Осколочность зрения, обрывочность восприятия, несвязанность памяти, непередаваемость опыта становятся в итоге и своеобразным отражением раздробленного характера самих военных переживаний, и символическими попытками “рассеять” продолжающееся воздействие военной жизни в мирных условиях. “Стебли травы”, значимые (и не очень) детали, таким образом, оказываются вынужденным способом символизации поля боя, поэтическим приемом, с помощью которого частичная интеграция военного опыта в послевоенную память и жизнь становится возможной. Исследователи поэзии ветеранов вьетнамской войны давно подметили, что поэтическая фрагментация синтаксиса и нарратива (fragging) стала основным приемом, с помощью которого американские поэты-ветераны попытались вернуть себе в 1970-х годах власть над языком и сюжетным оформлением войны, монополизированными официальным дискурсом6. История термина, впрочем, делает очевидной и еще одну — защитную — функцию этого поэтического приема и культурного жеста. Во время войны во Вьетнаме термин fragging использовался для описания акта самозащиты, в ходе которого солдаты с помощью осколочной гранаты (fragmentation grenade) избавлялись от некомпетентного и опасного командира, не берегущего жизни своих подчиненных7.
2
Вне зависимости от терапевтических, социальных или политических причин, оказавшихся в основании режимов “ограниченной оптики” и поэтики фрагментации, эта осколочность восприятия войны ветеранами с неизбежностью приводит к тому, что наиболее яркие и убедительные репрезентации войны нередко принадлежат тем, для кого насилие не утратило своей чрезвычайности. Тем, для кого военные действия — в силу маргинальной вовлеченности или элементарной возрастной дистанцированности — так и не стали повседневной рутиной8. Собственно, осознание этой тенденции во многом и способствовало тому, что в последние два десятилетия в отечественных и зарубежных исследованиях памяти о войне наметился определенный уход от традиционного стремления отождествлять воспоминания о войне с воспоминаниями собственно военных — будь то командный состав или рядовые солдаты9.
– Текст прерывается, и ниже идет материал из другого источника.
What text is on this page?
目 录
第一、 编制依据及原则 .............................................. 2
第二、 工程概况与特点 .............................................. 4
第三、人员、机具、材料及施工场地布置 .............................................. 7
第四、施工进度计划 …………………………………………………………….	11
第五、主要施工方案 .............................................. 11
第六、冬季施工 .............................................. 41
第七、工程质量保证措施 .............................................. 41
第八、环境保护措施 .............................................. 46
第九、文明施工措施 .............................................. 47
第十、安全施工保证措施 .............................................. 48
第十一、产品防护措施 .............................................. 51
Работы Светланы Алексиевич во многом формируют основы этого нового восприятия войны — восприятия, в котором социальные иерархии и особенности биографий свидетелей сознательно выводятся за рамки повествования. В фокусе, в итоге, остается сухой остаток военного опыта: иногда лишь цитата, образ или событие. Чаще — небольшой рассказ, обрывок воспоминания. Подчеркнуто фрагментарные, принципиально разрозненные, эти осколки “голосов утопии”, как их называет сама Алексиевич, не сливаются в единый хор. “Общей” картины здесь не возникает; в центре внимания по-прежнему остаются лишь “стебли травы”, увиденные одиночками. Может быть, именно поэтому книга “Последние свидетели” имеет подзаголовок: “Соло для детского голоса”.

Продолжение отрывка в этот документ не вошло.